La Convention citoyenne sur le climat s'est avérée très fructueuse, mais il a fallu passer par une période de formation, parce que personne n'est omniscient et que la complexité des sujets rend compréhensible le besoin d'un regard d'expert. Surtout, il est frappant que cette Convention n'ait absolument pas abordé les questions de santé environnementale, grandes absentes de cette réflexion. Cela signifie que les experts venus « évangéliser » les participants à cette Convention n'étaient pas au courant de cette problématique, alors même qu'en pleine période de Covid -19, les questions de zoonose et de trop grande proximité entre l'univers humain et l'univers animal sont particulièrement d'actualité. Comment se fait-il que, dans de grands débats publics, on oublie de parler de la santé environnementale ? Peut-être ce concept même, et cette terminologie, ne sont-ils pas suffisamment clairs. À ma grande surprise, j'entends dire autour de moi qu'il s'agit d'une thématique émergente, alors qu'il s'agit d'une question fondamentale de survie de l'organisme humain. Lorsque j'essaye d'expliquer ces problématiques avec des mots simples, on me répond généralement qu'il s'agit en effet de bon sens.

Par ailleurs, comment peut-on ouvrir un débat public sur autant de sujets en même temps ? J'anime actuellement le groupe de travail d'un think tank sur la santé environnementale : nous avons commencé par découper la question en sous-groupes thématiques, ce qui s'est avéré un travail infini, car chaque sous-groupe pouvait à son tour être découpé en sous-thèmes. Lorsque je communique sur ces questions, j'établis moi-même en général une liste de tous les risques impliqués : les risques liés au réchauffement climatique, aux expositions à la chimie, aux pollutions, les risques émergents, etc. J'ai alors surtout l'impression de contribuer à l'inquiétude générale par une telle énumération.

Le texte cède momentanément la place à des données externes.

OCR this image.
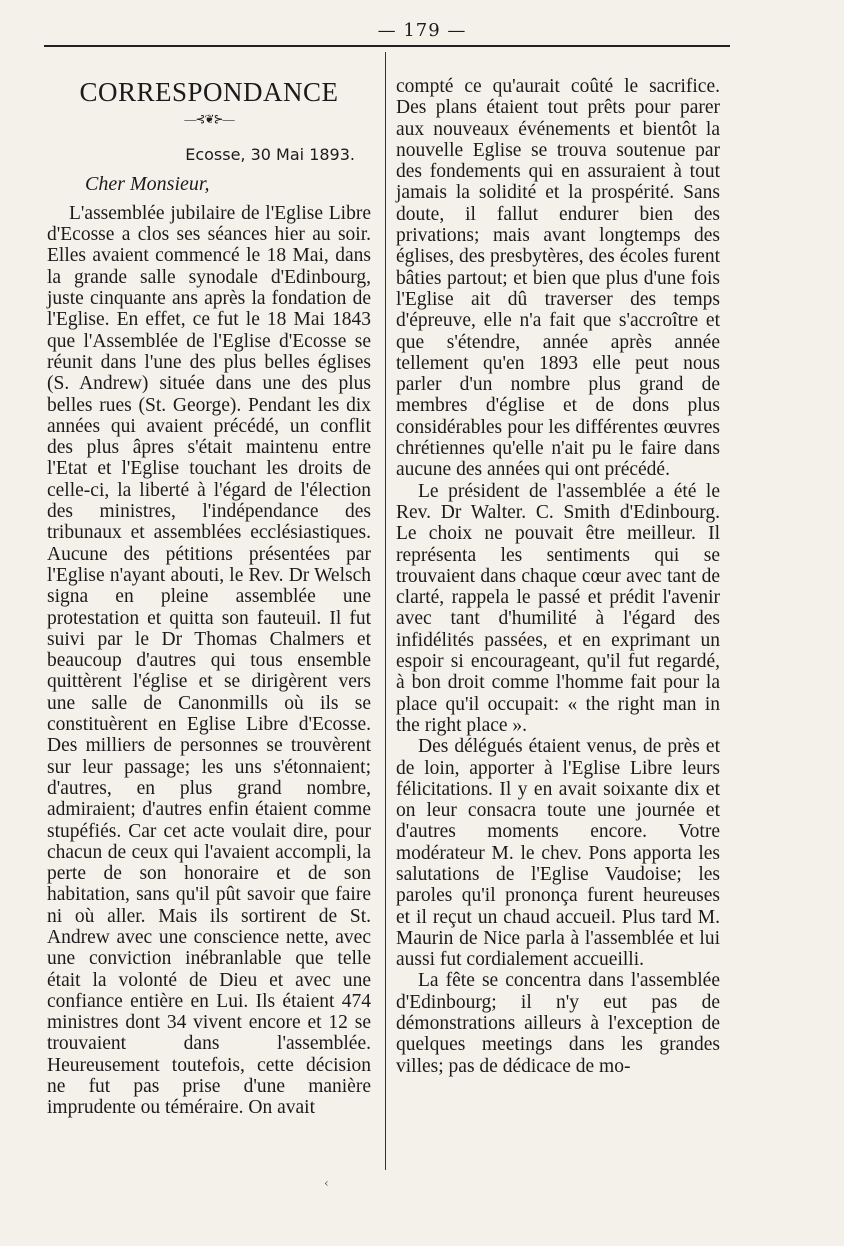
— 179 —
CORRESPONDANCE
—⊰❦⊱—
Ecosse, 30 Mai 1893.
Cher Monsieur,

L'assemblée jubilaire de l'Eglise Libre d'Ecosse a clos ses séances hier au soir. Elles avaient commencé le 18 Mai, dans la grande salle synodale d'Edinbourg, juste cinquante ans après la fondation de l'Eglise. En effet, ce fut le 18 Mai 1843 que l'Assemblée de l'Eglise d'Ecosse se réunit dans l'une des plus belles églises (S. Andrew) située dans une des plus belles rues (St. George). Pendant les dix années qui avaient précédé, un conflit des plus âpres s'était maintenu entre l'Etat et l'Eglise touchant les droits de celle-ci, la liberté à l'égard de l'élection des ministres, l'indépendance des tribunaux et assemblées ecclésiastiques. Aucune des pétitions présentées par l'Eglise n'ayant abouti, le Rev. Dr Welsch signa en pleine assemblée une protestation et quitta son fauteuil. Il fut suivi par le Dr Thomas Chalmers et beaucoup d'autres qui tous ensemble quittèrent l'église et se dirigèrent vers une salle de Canonmills où ils se constituèrent en Eglise Libre d'Ecosse. Des milliers de personnes se trouvèrent sur leur passage; les uns s'étonnaient; d'autres, en plus grand nombre, admiraient; d'autres enfin étaient comme stupéfiés. Car cet acte voulait dire, pour chacun de ceux qui l'avaient accompli, la perte de son honoraire et de son habitation, sans qu'il pût savoir que faire ni où aller. Mais ils sortirent de St. Andrew avec une conscience nette, avec une conviction inébranlable que telle était la volonté de Dieu et avec une confiance entière en Lui. Ils étaient 474 ministres dont 34 vivent encore et 12 se trouvaient dans l'assemblée. Heureusement toutefois, cette décision ne fut pas prise d'une manière imprudente ou téméraire. On avait

compté ce qu'aurait coûté le sacrifice. Des plans étaient tout prêts pour parer aux nouveaux événements et bientôt la nouvelle Eglise se trouva soutenue par des fondements qui en assuraient à tout jamais la solidité et la prospérité. Sans doute, il fallut endurer bien des privations; mais avant longtemps des églises, des presbytères, des écoles furent bâties partout; et bien que plus d'une fois l'Eglise ait dû traverser des temps d'épreuve, elle n'a fait que s'accroître et que s'étendre, année après année tellement qu'en 1893 elle peut nous parler d'un nombre plus grand de membres d'église et de dons plus considérables pour les différentes œuvres chrétiennes qu'elle n'ait pu le faire dans aucune des années qui ont précédé.

Le président de l'assemblée a été le Rev. Dr Walter. C. Smith d'Edinbourg. Le choix ne pouvait être meilleur. Il représenta les sentiments qui se trouvaient dans chaque cœur avec tant de clarté, rappela le passé et prédit l'avenir avec tant d'humilité à l'égard des infidélités passées, et en exprimant un espoir si encourageant, qu'il fut regardé, à bon droit comme l'homme fait pour la place qu'il occupait: « the right man in the right place ».

Des délégués étaient venus, de près et de loin, apporter à l'Eglise Libre leurs félicitations. Il y en avait soixante dix et on leur consacra toute une journée et d'autres moments encore. Votre modérateur M. le chev. Pons apporta les salutations de l'Eglise Vaudoise; les paroles qu'il prononça furent heureuses et il reçut un chaud accueil. Plus tard M. Maurin de Nice parla à l'assemblée et lui aussi fut cordialement accueilli.

La fête se concentra dans l'assemblée d'Edinbourg; il n'y eut pas de démonstrations ailleurs à l'exception de quelques meetings dans les grandes villes; pas de dédicace de mo-

‹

Quelle méthodologie préconiseriez-vous ? J'entends votre souci de diminuer le caractère anxiogène des politiques publiques. La crise de la Covid-19, notamment, fait que la perte de confiance à l'égard des politiques et des élus est particulièrement aiguë actuellement. Toutefois, je ne vois pas bien comment, concrètement, gérer ce problème.